Duo-active-neutral-point-clamped multilevel converter: An exploration of the fundamental topology and experimental verification

Abstract

For medium-voltage (MV) industrial applications such as the HVDC and adjustable-speed ac-motor drives, the multilevel voltage-source converters are deemed the predominant topologies. One of the promising derived-topologies from the neutral-point-clamped (NPC) configuration is the active NPC (ANPC) structure with an improved balanced lossdistribution performance. This paper introduces duo-ANPC (D-ANPC) converter topology, which is controlled with a new modulation technique. The suggested control method regulates the flying capacitor (FC) voltages naturally at their reference values and preserves the indispensable attribute of the natural balance in the FC-based ANPC inverters.

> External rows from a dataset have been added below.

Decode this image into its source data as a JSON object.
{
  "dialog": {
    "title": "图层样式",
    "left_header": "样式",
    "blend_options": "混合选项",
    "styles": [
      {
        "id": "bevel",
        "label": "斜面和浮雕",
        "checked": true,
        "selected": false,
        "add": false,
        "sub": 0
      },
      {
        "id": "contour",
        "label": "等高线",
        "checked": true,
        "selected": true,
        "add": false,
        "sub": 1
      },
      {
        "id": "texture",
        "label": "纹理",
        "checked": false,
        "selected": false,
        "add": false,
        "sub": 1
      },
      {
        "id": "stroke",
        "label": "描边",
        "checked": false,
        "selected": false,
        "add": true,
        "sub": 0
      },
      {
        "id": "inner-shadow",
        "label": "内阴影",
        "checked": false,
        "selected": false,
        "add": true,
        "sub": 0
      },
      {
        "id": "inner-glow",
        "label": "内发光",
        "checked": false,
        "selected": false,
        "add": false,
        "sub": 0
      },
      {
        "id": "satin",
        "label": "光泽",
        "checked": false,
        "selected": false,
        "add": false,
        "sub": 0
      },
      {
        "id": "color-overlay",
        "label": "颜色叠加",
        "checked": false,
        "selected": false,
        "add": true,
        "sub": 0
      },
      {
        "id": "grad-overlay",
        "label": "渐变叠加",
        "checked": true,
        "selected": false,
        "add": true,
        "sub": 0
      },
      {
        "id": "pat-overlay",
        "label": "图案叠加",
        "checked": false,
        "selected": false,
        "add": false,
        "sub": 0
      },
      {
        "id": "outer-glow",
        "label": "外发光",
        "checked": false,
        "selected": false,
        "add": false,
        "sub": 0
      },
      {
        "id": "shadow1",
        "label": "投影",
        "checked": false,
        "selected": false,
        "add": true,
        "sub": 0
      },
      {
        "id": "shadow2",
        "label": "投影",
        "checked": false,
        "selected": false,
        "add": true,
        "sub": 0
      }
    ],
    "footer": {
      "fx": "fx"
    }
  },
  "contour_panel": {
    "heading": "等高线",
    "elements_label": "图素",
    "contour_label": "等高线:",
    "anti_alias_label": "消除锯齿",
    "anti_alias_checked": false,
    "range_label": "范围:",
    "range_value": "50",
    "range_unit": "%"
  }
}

The D-ANPC converter's phase leg is formed by equipping the classic ANPC converter with additional two low-frequency (LF) MV power switches, adding up to six in contrast to four LF power switches in the ANPC. The proposed D-ANPC converter has considerable advantages over the classic multilevel inverters that makes it a competitive topology for MV applications. The substantial reduction in the number of the high-frequency (HF) MV insulated-gate bipolar transistors (IGBTs) by 50% in comparison with the classic ANPC converter as well as a drastic abatement in the total voltage rating and the stored energy of the FCs are the main significant advantages offered by the D-ANPC multilevel converter over the flying-capacitor-based inverters. This study explores the fundamental circuitry of the proposed D-ANPC multilevel topology and provides an exhaustive comparison with classic FC-based inverters. The experimental results are presented to validate the proposed D-ANPC topology and its modulation.